CASTLE ROCK – Prosecutors on Thursday morning charged a second 16-year-old girl as an adult in an alleged plot to unleash a deadly attack in December at Mountain Vista High School.
Brooke Higgins was charged with the exact counts lodged last week against her alleged accomplice, Sienna Johnson – conspiracy to commit first-degree murder under extreme indifference and conspiracy to commit first-degree murder after deliberation.
Her attorney, Dagny Van Der Jagt, called the allegations the equivalent of a "thought crime" and asserted that Higgins and Johnson were not close.
But prosecutor Deb Wrenholt insisted the plot was much more serious – an agreement between Higgins and Johnson to obtain weapons and carry out a murderous attack at their school close to Christmas.

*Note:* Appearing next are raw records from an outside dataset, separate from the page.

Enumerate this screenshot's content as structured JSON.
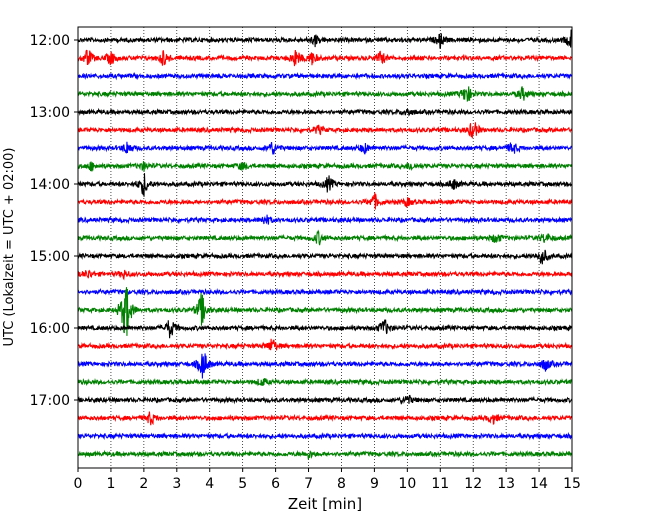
{
  "chart_data": {
    "type": "line",
    "title": "",
    "xlabel": "Zeit  [min]",
    "ylabel": "UTC (Lokalzeit = UTC + 02:00)",
    "xlim": [
      0,
      15
    ],
    "x_ticks": [
      "0",
      "1",
      "2",
      "3",
      "4",
      "5",
      "6",
      "7",
      "8",
      "9",
      "10",
      "11",
      "12",
      "13",
      "14",
      "15"
    ],
    "y_tick_labels": [
      "12:00",
      "13:00",
      "14:00",
      "15:00",
      "16:00",
      "17:00"
    ],
    "grid": "vertical dotted",
    "line_colors": [
      "#000000",
      "#ff0000",
      "#0000ff",
      "#008000"
    ],
    "rows": [
      {
        "start": "12:00",
        "color": "#000000",
        "events": [
          [
            7.2,
            0.4
          ],
          [
            11.0,
            0.5
          ],
          [
            15.0,
            0.9
          ]
        ]
      },
      {
        "start": "12:15",
        "color": "#ff0000",
        "events": [
          [
            0.3,
            0.7
          ],
          [
            1.0,
            0.5
          ],
          [
            2.6,
            0.6
          ],
          [
            6.6,
            0.7
          ],
          [
            7.1,
            0.5
          ],
          [
            9.2,
            0.5
          ]
        ]
      },
      {
        "start": "12:30",
        "color": "#0000ff",
        "events": []
      },
      {
        "start": "12:45",
        "color": "#008000",
        "events": [
          [
            11.8,
            0.8
          ],
          [
            13.5,
            0.5
          ]
        ]
      },
      {
        "start": "13:00",
        "color": "#000000",
        "events": [
          [
            10.0,
            0.3
          ]
        ]
      },
      {
        "start": "13:15",
        "color": "#ff0000",
        "events": [
          [
            7.3,
            0.3
          ],
          [
            12.0,
            0.8
          ]
        ]
      },
      {
        "start": "13:30",
        "color": "#0000ff",
        "events": [
          [
            1.5,
            0.5
          ],
          [
            5.9,
            0.5
          ],
          [
            8.7,
            0.4
          ],
          [
            13.2,
            0.5
          ]
        ]
      },
      {
        "start": "13:45",
        "color": "#008000",
        "events": [
          [
            0.4,
            0.3
          ],
          [
            2.0,
            0.3
          ],
          [
            5.0,
            0.3
          ],
          [
            10.1,
            0.3
          ]
        ]
      },
      {
        "start": "14:00",
        "color": "#000000",
        "events": [
          [
            2.0,
            0.9
          ],
          [
            7.6,
            0.6
          ],
          [
            11.4,
            0.4
          ]
        ]
      },
      {
        "start": "14:15",
        "color": "#ff0000",
        "events": [
          [
            9.0,
            0.6
          ],
          [
            10.0,
            0.3
          ]
        ]
      },
      {
        "start": "14:30",
        "color": "#0000ff",
        "events": [
          [
            5.7,
            0.4
          ]
        ]
      },
      {
        "start": "14:45",
        "color": "#008000",
        "events": [
          [
            7.3,
            0.5
          ],
          [
            12.7,
            0.4
          ],
          [
            14.2,
            0.4
          ]
        ]
      },
      {
        "start": "15:00",
        "color": "#000000",
        "events": [
          [
            14.1,
            0.7
          ]
        ]
      },
      {
        "start": "15:15",
        "color": "#ff0000",
        "events": [
          [
            0.3,
            0.3
          ],
          [
            1.4,
            0.3
          ]
        ]
      },
      {
        "start": "15:30",
        "color": "#0000ff",
        "events": []
      },
      {
        "start": "15:45",
        "color": "#008000",
        "events": [
          [
            1.45,
            2.6
          ],
          [
            3.75,
            1.3
          ]
        ]
      },
      {
        "start": "16:00",
        "color": "#000000",
        "events": [
          [
            2.8,
            0.8
          ],
          [
            9.3,
            0.7
          ]
        ]
      },
      {
        "start": "16:15",
        "color": "#ff0000",
        "events": [
          [
            5.9,
            0.6
          ]
        ]
      },
      {
        "start": "16:30",
        "color": "#0000ff",
        "events": [
          [
            3.8,
            1.2
          ],
          [
            14.2,
            0.5
          ]
        ]
      },
      {
        "start": "16:45",
        "color": "#008000",
        "events": [
          [
            5.6,
            0.3
          ]
        ]
      },
      {
        "start": "17:00",
        "color": "#000000",
        "events": [
          [
            10.0,
            0.4
          ]
        ]
      },
      {
        "start": "17:15",
        "color": "#ff0000",
        "events": [
          [
            2.2,
            0.5
          ],
          [
            12.6,
            0.4
          ]
        ]
      },
      {
        "start": "17:30",
        "color": "#0000ff",
        "events": []
      },
      {
        "start": "17:45",
        "color": "#008000",
        "events": [
          [
            7.0,
            0.3
          ]
        ]
      }
    ]
  }
}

For instance, she said that Higgins was infatuated with the two teens who murdered a dozen students and a teacher at Columbine – and that she had used her cellular phone to research how to buy a gun. And she said that Higgins warned a friend that she would text her the day of the shooting so she could stay home.
Judge Paul King set bail at $1 million for Higgins after she was charged as an adult. After that announcement, the girl wept as her parents consoled her.
Her attorney, Van Der Jagt, said she will file a motion to move the case back to juvenile court – something attorneys for Johnson also said they are planning to do.
The two girls were taken into custody Dec. 12 after Douglas County sheriff's investigators, acting on a tip, uncovered the alleged plot.
Numerous documents in the case remain sealed, and the full scope of the alleged plan is not clear. What is known is that someone sent a text message about the alleged conspiracy to Douglas County, using a system known as Text-A-Tip that was established in the wake of the Columbine tragedy. After looking into it, sheriff's investigators determined it was credible and took both girls into custody that same day. According to the tip, the girls were planning to carry out their plot the following week.
Outside court after the hearing, Van Der Jagt said she was disappointed that the case was filed in adult court and again asserted that Higgins and Johnson were merely acquaintances.
"They are distinguished," she said. "Those are very different personalities, different characters, very loosely associated at best."
Van Der Jagt, who asserted in a motion filed earlier this month that the case is based almost entirely on entries in her client's journal, something she said was written at the urging of the girl's therapist.
She said Higgins had "no mention of any type of plot in her writings."
"We cannot just take random people's thoughts and, again, specifically my client's case, this is a therapeutic journal," Van Der Jagt said.
Senior Chief Deputy District Attorney Jason Siers said, however, that the fact both girls were charged with the same crimes was indicative of the fact that prosecutors believed co-conspirators.
"The investigation leads us to believe that there is a connection between the two," Siers said. "Certainly the charge requires an agreement between the two of them in order to charge the case."
Of the nature of the relationship between the girls, Siers said, "the extent of that, how far that is, will be something that will be explored later."
Mountain Vista, located in Highlands Ranch, is home to roughly 2,200 students.
Higgins is due back in court Jan. 21 and has another court date Feb. 10.
Johnson is scheduled to be in court again March 30 and 31.